Shares of Accenture (ACN -1.18%), which provides business and technology strategies to companies, jumped this morning after the company reported better-than-expected results for the fiscal first quarter of 2025.

The company beat top- and bottom-line consensus estimates, spurring Accenture's management to raise the company's full-year revenue guidance. That sent the company's share price up 6.6% as of 11:46 am ET.

An impressive quarter

Accenture's revenue increased 9% in the first quarter (ending Nov. 30) to $17.7 billion, which was enough to beat Wall Street's consensus estimate of $17.1 billion. The company's generally accepted accounting principles (GAAP) earnings of $3.59 also easily outpaced analysts' consensus estimate of $3.42 in the quarter.

Accenture CEO Julie Sweet said in a press release, "We delivered broad-based revenue growth across both consulting and managed services, and across each market and industry group, gaining market share."
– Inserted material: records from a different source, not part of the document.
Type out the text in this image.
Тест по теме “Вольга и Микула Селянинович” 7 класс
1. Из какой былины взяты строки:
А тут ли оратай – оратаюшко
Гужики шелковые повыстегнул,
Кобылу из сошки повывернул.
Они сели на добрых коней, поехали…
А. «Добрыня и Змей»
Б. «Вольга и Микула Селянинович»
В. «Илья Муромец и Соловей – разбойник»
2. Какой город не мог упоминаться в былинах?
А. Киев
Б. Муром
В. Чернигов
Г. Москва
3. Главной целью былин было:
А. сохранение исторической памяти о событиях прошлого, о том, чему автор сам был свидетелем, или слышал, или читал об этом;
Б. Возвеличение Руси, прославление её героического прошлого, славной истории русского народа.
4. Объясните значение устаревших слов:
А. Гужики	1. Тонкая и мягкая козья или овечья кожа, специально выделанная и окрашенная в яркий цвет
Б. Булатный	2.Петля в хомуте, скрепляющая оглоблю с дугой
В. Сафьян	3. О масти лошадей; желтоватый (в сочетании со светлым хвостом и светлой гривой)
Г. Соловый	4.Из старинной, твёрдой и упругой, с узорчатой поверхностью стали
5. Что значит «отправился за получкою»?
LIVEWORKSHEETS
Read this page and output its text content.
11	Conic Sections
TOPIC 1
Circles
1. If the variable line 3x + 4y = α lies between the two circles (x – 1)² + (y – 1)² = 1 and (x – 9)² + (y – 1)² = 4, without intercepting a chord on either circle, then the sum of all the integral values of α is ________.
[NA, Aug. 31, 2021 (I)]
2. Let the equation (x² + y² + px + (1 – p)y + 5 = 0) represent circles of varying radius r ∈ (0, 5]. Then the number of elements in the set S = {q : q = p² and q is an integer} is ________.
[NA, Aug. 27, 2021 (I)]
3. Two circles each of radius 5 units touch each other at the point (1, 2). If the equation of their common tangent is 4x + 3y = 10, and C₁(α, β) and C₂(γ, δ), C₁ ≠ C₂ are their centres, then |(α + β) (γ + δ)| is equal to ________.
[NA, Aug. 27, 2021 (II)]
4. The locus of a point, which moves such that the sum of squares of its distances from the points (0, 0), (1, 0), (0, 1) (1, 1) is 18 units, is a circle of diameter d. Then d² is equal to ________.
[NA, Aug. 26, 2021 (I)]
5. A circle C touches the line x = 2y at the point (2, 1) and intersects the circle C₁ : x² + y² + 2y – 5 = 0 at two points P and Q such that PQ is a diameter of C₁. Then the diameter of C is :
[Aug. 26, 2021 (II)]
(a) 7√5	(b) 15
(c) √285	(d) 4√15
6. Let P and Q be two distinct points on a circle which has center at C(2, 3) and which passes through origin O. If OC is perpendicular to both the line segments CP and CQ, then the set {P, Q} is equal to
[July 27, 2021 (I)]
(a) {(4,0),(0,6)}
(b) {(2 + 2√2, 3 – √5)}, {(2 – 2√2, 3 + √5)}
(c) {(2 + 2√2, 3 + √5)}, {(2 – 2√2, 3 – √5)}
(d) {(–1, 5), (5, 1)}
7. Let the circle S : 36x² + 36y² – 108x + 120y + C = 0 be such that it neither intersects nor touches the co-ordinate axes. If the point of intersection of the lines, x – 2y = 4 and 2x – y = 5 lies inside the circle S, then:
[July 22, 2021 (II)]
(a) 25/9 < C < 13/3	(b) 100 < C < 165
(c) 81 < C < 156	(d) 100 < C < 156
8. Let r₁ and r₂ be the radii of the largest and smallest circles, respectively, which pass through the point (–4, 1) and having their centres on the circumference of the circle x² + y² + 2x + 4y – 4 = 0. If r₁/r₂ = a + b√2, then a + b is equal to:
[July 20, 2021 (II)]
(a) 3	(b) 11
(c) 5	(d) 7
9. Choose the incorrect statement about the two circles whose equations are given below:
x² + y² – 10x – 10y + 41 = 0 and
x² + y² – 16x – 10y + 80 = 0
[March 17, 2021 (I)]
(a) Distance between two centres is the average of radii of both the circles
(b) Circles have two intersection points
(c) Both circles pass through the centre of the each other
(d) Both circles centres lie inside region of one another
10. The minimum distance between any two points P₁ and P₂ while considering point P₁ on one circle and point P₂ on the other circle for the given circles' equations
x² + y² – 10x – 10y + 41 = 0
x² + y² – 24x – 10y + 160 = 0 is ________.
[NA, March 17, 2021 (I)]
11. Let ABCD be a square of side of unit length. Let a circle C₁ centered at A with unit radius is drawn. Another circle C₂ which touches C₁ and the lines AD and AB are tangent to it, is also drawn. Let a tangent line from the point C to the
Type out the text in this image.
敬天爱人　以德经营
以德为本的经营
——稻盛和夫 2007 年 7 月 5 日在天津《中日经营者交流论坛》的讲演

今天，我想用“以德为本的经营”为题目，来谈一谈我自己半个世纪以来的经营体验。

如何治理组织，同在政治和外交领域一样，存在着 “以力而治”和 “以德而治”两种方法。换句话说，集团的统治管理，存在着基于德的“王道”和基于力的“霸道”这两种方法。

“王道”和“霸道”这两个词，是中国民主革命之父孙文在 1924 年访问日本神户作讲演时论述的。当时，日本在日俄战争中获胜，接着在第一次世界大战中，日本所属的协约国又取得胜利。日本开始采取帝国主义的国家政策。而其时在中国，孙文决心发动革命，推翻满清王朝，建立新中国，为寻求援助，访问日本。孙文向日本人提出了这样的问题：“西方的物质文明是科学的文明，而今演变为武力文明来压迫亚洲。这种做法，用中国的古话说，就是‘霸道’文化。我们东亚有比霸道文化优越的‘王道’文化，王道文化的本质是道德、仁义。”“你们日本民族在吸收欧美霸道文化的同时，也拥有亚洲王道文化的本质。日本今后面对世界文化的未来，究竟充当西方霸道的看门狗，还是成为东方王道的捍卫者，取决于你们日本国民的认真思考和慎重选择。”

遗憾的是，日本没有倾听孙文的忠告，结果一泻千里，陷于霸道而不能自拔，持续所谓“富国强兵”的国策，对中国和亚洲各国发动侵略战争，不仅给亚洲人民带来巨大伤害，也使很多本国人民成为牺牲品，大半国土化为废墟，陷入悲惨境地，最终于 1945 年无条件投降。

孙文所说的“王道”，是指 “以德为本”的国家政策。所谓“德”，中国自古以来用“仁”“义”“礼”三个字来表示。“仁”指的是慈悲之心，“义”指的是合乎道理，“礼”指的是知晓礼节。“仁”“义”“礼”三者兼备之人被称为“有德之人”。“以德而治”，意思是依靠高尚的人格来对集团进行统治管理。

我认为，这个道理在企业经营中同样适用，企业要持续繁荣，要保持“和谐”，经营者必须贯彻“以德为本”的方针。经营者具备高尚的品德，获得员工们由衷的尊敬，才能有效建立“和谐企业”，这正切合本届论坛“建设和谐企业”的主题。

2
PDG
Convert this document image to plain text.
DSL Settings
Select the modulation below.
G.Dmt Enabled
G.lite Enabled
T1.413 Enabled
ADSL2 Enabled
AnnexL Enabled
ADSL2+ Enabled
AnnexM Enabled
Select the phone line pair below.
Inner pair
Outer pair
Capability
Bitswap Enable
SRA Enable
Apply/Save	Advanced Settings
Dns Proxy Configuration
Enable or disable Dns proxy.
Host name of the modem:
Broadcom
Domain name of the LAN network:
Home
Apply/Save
Two important figures from the quarter were the company's new bookings reaching $18.7 billion, including 30 client bookings of more than $100 million, and the company's $1.2 billion in generative artificial intelligence (AI) bookings. Investors have been keeping a close eye on the Accenture's expanding AI services, which can help companies with things like analytics, chatbots, and customer support.

A rosy outlook

Accenture raised its full-year 2025 revenue outlook following its strong quarterly results, with management estimating revenue growth to be in the range of 4% to 7%, up from its previous estimated range of 3% to 6%.

With growth in the company's AI bookings, top- and bottom-line results ahead of estimates, and the company raising its revenue outlook for the year, it's no surprise to see Accenture's stock gaining ground this morning.

Accenture's shares have a forward price-to-earnings ratio of 27.2 right now, which is slightly more expensive than the S&P 500's forward P/E ratio of 24.1. But the company's latest quarterly results indicate that Accenture's stock could have more room to run as the company continues to grow its AI enterprise services.